The Australian Government responds to the Seasonal Worker Program inquiry

In May 2016, the Joint Standing Committee on Migration completed a report into the Seasonal Worker Program (SWP). The bipartisan committee recommended the consideration of an expansion into new sectors such as aged and child care as well as a review into backpackers and seasonal workers in the horticultural industry.

In responding to the inquiry, the Turnbull Government has rejected both of these recommendations. On the potential expansion, the government states, “the skills requirements and lack of seasonal peaks in demand in the aged, child and disability care sector go beyond the parameters of the Seasonal Worker Programme” and instead highlight the introduction of the Microstate visa as an alternative migration pathway.

It is difficult to argue with the government’s logic that the needs of the ‘aged, child and disability care sectors’ are beyond the scope of the SWP. None of these industries are seasonal in nature. Substantial regulatory changes would be required for an appropriate framework to allow employer sponsorship of Pacific migrants in those sectors. Pending the announcement of a new visa pathway, the use of bespoke labour agreements or an expansion of the Microstate visa, it is difficult to see how the status quo can provide access for new industries to sponsor Pacific migrants.

On the recommendation for an additional review, the government states, “a number of comprehensive reviews into these programmes have either been completed or are currently underway” noting the Migrant Workers Taskforce, the Northern Australia White Paper and the recently completed Working Holiday Maker review.

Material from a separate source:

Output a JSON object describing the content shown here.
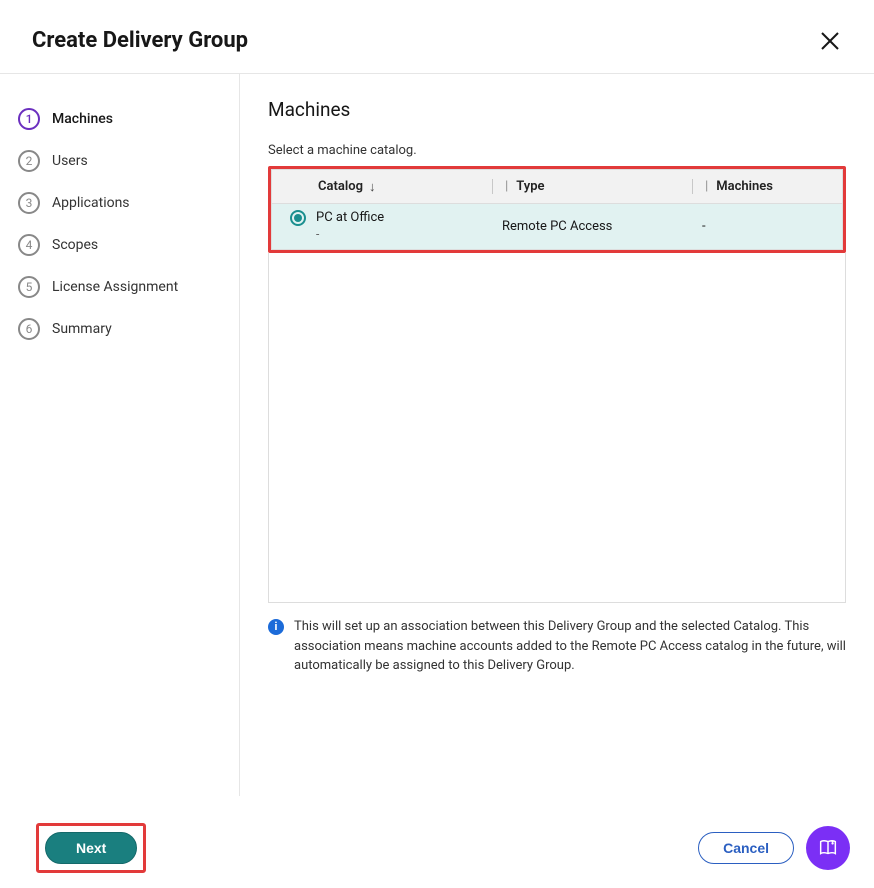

Another review will not solve the central problem already identified by a number of reports and inquiries. The issues are well known. Backpackers outnumber seasonal workers at least ten to one and outcompete seasonal workers because of the lack of a level playing field (for example, market testing is required for seasonal workers but not backpackers). Although recent growth of the SWP is encouraging, the failure of the Committee to tackle this fundamental issue meant that there was little sensible for the government to respond to.